Adam was someone that I didn't know. He sat three rows ahead and one seat to the left of me in 7th period English class. His hair was chestnut brown and messy from his lack of upkeep while his eyes were big, clean, and lit up at the call of his name. But other than speaking when he was spoken to in class, he was quiet and would doodle on the beige wooden desk that he was assigned. When class was dismissed, I would take the longer route out the door to check out the messy pencil marks he left. Sometimes it was simple drawings. Other times it was intricate patterns. Rarely, it was nothing; most of the time it was poems and stories that he would write on that desk. And little to his knowledge, our teacher, Mrs. Hesman, would go up to his desk a few minutes after everyone left class and copy the words or take pictures of the drawings with her disposable camera. She must have filled up at least three notebooks of what he created since he transferred into her class. I only knew of this because I left my binder in Mrs. Hesman’s room one time and had to fetch it before I was going to be late for the bus. I caught her in the act. Her face spoke of a deer in headlights. She looked at me and brought her finger to her lips, indicating it was a well-kept secret that she didn't intend to get out. I nodded and left in a silent agreement. By the way she documented it, I knew she was collecting all of this to give to him at some point in his life.
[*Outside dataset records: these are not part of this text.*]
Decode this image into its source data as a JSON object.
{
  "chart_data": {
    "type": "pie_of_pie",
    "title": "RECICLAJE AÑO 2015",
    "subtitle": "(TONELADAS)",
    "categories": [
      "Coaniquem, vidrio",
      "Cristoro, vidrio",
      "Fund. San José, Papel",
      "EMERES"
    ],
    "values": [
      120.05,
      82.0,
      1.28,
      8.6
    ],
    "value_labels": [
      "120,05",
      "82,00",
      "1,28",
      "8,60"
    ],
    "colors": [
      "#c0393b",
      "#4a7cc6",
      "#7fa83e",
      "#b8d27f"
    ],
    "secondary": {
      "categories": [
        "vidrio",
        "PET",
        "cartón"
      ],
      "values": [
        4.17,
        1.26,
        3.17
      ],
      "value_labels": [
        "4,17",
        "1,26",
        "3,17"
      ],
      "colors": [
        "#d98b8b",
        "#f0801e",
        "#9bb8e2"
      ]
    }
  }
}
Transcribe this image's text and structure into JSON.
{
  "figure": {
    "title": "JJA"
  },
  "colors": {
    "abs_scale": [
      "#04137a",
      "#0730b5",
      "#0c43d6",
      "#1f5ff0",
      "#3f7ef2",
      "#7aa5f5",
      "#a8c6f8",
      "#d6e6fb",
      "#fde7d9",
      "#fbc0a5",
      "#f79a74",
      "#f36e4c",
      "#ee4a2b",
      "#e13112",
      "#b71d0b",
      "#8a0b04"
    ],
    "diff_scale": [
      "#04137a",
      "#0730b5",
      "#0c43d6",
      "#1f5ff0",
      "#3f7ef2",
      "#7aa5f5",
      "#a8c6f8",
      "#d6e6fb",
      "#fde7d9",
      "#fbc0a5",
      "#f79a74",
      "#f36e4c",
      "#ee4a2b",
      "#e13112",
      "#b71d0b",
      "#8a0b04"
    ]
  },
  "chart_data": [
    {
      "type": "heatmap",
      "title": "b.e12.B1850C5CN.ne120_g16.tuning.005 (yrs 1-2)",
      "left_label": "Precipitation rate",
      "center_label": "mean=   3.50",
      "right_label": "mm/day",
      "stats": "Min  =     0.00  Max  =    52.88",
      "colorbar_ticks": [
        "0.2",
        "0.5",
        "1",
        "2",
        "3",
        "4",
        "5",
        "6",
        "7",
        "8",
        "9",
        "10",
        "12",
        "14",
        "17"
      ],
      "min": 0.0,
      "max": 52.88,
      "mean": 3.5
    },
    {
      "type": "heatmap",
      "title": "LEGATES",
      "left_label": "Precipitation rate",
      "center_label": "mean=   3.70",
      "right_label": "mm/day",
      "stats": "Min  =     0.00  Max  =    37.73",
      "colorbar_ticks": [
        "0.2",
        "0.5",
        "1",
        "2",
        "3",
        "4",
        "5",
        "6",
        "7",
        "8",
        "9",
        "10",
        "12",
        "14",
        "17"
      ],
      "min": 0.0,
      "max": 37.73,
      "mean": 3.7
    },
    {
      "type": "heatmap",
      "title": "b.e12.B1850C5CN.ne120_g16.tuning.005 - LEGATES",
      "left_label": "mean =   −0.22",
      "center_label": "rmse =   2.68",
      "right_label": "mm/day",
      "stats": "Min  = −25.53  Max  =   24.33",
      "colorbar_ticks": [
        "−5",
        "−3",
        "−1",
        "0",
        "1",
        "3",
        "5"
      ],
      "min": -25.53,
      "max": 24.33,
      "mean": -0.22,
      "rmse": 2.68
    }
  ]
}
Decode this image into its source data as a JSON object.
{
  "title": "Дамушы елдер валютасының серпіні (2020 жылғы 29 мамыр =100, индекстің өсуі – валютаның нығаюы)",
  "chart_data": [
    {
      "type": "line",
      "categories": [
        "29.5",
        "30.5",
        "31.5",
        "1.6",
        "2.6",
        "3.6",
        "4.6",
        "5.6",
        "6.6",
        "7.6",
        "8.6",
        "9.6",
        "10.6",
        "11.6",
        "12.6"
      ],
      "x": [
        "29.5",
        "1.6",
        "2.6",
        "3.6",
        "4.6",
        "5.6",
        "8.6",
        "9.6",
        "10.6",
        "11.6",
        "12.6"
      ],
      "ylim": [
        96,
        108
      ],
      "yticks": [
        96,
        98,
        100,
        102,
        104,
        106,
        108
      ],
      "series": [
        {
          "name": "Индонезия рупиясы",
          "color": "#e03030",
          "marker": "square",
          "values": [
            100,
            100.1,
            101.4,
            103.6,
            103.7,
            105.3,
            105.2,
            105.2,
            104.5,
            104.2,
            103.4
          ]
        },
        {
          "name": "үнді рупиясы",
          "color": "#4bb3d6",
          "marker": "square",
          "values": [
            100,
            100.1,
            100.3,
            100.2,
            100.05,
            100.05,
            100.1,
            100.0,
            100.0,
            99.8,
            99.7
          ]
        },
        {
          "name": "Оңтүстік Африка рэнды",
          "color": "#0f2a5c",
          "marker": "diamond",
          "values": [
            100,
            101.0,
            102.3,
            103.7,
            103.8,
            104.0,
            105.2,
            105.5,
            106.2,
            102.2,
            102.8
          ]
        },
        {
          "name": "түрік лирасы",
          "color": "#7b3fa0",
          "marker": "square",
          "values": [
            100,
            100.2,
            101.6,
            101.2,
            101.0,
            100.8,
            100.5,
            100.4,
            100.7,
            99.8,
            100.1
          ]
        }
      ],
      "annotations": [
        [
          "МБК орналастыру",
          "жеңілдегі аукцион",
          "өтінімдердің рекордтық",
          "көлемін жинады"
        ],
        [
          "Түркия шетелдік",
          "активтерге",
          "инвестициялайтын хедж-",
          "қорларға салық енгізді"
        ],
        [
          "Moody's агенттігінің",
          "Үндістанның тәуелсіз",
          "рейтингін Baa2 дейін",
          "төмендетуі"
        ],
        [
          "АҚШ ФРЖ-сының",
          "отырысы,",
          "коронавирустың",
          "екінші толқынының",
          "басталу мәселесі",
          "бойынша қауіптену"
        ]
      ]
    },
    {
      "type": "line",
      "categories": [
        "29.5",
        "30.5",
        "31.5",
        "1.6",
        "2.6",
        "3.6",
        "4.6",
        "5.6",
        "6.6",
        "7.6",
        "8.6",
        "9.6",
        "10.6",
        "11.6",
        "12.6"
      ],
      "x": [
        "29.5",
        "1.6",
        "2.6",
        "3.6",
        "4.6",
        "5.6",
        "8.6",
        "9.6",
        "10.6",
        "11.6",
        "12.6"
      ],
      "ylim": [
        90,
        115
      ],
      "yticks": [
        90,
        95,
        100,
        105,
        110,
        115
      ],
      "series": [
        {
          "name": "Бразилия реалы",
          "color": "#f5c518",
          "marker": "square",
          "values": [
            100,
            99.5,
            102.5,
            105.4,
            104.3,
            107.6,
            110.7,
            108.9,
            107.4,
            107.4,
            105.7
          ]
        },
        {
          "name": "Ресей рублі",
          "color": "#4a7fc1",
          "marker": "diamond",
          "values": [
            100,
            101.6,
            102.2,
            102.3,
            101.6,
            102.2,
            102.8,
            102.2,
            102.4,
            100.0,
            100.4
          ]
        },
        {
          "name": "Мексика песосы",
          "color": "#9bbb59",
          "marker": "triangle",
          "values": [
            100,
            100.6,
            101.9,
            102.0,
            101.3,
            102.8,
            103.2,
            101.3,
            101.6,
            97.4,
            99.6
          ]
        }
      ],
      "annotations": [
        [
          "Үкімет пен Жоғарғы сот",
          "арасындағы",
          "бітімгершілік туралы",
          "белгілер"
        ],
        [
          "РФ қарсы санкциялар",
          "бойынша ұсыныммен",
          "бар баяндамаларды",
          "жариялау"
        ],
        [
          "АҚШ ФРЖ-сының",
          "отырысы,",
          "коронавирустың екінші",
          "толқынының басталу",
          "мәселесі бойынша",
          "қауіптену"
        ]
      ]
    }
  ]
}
But I didn't know why he did this. But I knew that he had no intentions for anyone to see it. I’m sure that he thought the janitors wiped down the desks everyday as a daily routine. Without observing, I knew that it was our teacher that did the task so that Adam would have a new slate every day to create on.
I wonder what her intentions were. I knew mine. Sometimes I would quickly memorize the passages and copy them down myself, and then recite them in my head. I wanted badly to know what it meant. Why write this? Why not anything else but this? The questions piled up inside of my head as the mystery of who he was expanded further than what I could reach.
Because at first he was a just name, then a slouch of a posture with books in his hand. Then he became condensed words on a table and a glance towards backseat where I sat. He was the galaxy condensed into a soul and a breath of mountain air that I dared not to take. A dazzling mystery in the eyes I set him in. It drove me insane.